Two blades of grass, seemingly from nowhere, pass between them, and they both watch as the two blades rush out into the weightless air and as they fall to the ocean sea. Neither of them felt a wind.
They both turn to see where the grass could have come from, but see nothing. As they turn back, they catch the others eyes, fully, a second time. Neither of them speaks. Their eyes dive into the irises of each others. And then, before either can say anything, he leans forward and places his lips on hers. She closes her eyes, and he closes his, and the blades of grass have yet to reach the ocean.
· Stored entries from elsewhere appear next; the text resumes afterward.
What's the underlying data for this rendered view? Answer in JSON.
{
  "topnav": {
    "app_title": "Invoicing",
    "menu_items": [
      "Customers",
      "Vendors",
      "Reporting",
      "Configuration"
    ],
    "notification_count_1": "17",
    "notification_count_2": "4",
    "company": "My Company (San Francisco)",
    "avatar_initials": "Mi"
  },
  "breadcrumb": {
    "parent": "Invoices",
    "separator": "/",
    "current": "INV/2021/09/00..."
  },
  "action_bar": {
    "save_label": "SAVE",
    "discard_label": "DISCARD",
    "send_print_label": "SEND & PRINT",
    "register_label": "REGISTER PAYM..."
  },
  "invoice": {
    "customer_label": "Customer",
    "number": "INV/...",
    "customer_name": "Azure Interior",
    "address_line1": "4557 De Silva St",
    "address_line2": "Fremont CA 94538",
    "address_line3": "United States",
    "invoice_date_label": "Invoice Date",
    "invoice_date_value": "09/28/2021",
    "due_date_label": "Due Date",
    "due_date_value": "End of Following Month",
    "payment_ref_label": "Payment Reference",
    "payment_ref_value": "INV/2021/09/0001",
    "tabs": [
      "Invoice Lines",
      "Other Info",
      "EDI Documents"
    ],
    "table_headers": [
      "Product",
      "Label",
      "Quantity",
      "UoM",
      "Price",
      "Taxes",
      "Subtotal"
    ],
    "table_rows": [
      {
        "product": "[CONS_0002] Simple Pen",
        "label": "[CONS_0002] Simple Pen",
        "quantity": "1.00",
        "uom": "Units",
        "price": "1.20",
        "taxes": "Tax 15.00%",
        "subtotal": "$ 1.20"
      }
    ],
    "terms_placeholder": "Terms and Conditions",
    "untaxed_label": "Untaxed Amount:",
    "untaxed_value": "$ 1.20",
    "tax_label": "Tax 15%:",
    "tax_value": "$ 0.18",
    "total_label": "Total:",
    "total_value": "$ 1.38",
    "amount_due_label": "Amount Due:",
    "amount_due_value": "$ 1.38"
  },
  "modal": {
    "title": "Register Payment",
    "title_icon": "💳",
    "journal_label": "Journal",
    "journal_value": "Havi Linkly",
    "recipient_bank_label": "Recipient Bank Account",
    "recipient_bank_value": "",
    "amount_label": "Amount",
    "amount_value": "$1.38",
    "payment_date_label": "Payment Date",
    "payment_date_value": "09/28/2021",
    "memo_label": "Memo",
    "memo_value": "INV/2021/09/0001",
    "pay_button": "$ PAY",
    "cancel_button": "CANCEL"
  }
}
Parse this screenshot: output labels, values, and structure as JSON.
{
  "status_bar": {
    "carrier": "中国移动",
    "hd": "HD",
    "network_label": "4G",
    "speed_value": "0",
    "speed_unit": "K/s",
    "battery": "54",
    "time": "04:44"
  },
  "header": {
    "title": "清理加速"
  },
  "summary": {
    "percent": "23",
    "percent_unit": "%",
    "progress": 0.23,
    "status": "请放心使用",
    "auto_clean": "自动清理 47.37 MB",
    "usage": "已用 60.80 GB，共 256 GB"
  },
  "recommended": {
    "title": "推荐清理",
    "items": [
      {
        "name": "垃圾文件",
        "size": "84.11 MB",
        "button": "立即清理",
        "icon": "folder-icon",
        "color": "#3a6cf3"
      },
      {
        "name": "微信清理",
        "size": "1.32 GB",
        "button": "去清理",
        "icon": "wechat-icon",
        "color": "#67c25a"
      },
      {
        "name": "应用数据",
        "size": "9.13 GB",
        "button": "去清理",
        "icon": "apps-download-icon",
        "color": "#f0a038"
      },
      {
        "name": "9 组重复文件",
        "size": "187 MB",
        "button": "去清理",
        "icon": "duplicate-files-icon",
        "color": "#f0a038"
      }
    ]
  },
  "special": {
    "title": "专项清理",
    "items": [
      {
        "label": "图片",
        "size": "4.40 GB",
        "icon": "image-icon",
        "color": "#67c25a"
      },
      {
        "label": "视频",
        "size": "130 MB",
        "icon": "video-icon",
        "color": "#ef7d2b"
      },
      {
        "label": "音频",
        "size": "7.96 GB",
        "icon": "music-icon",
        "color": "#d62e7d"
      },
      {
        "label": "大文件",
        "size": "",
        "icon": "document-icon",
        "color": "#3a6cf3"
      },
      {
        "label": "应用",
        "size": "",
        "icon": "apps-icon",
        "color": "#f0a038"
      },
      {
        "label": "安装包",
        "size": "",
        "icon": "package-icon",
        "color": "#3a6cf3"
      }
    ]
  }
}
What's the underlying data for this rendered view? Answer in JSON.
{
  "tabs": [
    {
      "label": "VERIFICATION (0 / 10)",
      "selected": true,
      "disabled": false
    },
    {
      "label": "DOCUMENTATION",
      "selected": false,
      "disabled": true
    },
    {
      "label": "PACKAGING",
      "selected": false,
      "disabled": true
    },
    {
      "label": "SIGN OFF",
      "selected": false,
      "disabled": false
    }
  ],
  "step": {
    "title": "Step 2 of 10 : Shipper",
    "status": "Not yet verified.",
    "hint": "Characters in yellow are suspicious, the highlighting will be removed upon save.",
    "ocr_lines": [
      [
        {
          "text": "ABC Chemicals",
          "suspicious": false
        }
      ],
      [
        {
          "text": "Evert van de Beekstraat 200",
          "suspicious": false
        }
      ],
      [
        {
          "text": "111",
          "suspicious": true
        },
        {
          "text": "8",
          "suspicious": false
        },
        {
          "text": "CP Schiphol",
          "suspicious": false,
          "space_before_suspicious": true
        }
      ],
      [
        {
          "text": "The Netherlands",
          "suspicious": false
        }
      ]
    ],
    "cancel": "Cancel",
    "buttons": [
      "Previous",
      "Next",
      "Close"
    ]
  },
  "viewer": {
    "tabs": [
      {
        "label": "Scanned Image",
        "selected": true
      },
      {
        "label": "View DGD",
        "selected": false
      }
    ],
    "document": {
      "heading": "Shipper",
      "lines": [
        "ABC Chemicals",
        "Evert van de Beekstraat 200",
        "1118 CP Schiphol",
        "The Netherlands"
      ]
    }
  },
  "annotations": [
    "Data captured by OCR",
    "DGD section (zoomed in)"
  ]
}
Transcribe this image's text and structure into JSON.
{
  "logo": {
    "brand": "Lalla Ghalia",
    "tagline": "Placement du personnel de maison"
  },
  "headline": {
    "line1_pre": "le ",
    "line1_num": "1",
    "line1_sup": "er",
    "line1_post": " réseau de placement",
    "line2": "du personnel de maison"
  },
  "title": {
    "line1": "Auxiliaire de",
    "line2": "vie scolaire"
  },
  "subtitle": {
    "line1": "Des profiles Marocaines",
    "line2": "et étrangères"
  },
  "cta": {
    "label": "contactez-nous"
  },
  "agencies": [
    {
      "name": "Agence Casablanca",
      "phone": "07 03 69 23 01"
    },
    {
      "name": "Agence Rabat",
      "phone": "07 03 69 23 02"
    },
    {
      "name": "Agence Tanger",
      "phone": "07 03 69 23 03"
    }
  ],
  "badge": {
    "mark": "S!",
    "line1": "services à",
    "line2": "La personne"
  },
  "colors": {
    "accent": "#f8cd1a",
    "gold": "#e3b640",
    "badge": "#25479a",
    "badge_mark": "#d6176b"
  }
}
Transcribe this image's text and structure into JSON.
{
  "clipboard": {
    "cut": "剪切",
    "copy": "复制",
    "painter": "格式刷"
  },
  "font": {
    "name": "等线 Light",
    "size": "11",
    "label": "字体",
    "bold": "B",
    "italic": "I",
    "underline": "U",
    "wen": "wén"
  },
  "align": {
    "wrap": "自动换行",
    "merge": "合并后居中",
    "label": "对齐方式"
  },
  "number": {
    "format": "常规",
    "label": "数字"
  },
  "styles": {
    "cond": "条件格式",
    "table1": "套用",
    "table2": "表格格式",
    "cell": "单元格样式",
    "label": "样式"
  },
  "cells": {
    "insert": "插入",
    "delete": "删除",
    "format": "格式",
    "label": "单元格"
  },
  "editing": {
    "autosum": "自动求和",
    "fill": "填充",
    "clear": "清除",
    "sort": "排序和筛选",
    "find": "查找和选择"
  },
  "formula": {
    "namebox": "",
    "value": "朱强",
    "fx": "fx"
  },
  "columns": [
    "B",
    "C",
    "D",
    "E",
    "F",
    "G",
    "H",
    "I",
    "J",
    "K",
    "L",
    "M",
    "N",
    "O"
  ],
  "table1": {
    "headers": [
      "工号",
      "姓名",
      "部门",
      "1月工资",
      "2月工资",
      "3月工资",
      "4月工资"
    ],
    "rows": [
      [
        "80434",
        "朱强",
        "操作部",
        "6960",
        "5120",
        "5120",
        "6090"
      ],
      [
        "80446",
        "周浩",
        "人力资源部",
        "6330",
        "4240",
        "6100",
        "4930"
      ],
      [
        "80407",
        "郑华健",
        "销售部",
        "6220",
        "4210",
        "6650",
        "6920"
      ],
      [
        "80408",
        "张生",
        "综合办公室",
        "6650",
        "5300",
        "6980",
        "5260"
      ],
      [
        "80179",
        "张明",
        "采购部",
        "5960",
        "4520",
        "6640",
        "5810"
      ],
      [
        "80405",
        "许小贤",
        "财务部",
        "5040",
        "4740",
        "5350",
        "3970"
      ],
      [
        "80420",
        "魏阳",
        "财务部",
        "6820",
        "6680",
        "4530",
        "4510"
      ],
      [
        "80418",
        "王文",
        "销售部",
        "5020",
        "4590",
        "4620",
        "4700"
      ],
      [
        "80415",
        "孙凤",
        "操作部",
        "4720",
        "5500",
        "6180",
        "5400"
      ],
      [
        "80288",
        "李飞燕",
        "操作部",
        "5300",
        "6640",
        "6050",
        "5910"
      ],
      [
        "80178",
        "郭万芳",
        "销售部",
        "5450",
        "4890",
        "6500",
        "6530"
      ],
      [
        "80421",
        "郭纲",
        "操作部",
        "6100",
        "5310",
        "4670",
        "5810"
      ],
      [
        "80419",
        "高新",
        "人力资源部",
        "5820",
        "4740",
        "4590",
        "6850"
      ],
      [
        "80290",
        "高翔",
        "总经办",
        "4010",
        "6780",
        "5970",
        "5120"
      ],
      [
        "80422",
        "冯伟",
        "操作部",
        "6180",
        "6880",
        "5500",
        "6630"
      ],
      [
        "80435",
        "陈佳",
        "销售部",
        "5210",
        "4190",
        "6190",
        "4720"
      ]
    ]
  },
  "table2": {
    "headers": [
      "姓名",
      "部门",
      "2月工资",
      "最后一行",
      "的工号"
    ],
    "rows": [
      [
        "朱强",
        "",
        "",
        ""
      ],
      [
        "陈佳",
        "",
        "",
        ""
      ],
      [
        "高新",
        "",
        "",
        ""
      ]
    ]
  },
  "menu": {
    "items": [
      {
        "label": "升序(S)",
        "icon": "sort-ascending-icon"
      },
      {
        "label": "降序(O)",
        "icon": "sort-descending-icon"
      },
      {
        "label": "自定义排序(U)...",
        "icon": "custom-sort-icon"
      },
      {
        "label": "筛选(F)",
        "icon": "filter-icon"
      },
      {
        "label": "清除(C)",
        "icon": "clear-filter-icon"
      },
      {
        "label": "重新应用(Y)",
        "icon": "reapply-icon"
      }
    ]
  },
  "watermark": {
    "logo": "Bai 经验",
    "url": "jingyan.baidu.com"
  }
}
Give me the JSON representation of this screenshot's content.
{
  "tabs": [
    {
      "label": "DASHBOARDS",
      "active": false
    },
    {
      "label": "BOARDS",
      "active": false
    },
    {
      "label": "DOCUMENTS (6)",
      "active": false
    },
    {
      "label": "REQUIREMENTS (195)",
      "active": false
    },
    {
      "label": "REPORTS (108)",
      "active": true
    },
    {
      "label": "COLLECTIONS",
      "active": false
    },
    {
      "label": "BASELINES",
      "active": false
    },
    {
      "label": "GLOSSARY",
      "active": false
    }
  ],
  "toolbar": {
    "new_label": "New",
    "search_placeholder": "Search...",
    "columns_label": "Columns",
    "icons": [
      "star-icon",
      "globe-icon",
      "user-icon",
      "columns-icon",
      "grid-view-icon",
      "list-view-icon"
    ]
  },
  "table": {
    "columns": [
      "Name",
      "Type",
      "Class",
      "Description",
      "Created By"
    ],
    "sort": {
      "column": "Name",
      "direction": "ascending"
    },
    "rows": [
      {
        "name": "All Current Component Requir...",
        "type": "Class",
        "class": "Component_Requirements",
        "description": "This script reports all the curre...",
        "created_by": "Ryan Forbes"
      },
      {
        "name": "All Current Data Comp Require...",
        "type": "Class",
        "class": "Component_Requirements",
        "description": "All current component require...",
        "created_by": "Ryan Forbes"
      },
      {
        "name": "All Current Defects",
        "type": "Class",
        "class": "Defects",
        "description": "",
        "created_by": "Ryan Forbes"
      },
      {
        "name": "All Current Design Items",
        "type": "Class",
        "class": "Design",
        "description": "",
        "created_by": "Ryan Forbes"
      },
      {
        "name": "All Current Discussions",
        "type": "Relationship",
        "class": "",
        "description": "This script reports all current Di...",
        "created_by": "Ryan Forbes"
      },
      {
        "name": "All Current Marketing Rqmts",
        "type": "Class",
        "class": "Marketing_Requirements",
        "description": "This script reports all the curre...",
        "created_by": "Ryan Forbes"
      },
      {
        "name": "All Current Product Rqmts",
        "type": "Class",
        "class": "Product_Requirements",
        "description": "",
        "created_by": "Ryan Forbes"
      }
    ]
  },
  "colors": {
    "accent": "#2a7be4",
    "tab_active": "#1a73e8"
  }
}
He places a hand on her cheek, runs it up past her ear, and gently strokes the length of her hair. He wears no cross, and she wears a testament to her church. In that moment, one that belongs to no one and nothing, the world and all its taunts matter not, for the what-ifs and what-if-nots cease to take space within either of them. It is only that moment, that quick second between them. They will not stay together, they will never marry, and when he leaves from the village he will not return, and though both of them will pain, both of them will move on. Such is life. In that moment, a man who is still a boy sees a woman blind, and a woman who is still a girl sees a man lost. But they find each other for only a second, and all differences press aside.
The two wings of grass then touch waters surface. One lands with its ends pointing north and south. The second lands east to west, just above the halfway mark of the first. The green cross wades once left. Once right. For a moment it is there. A wave takes it under. Then it is gone.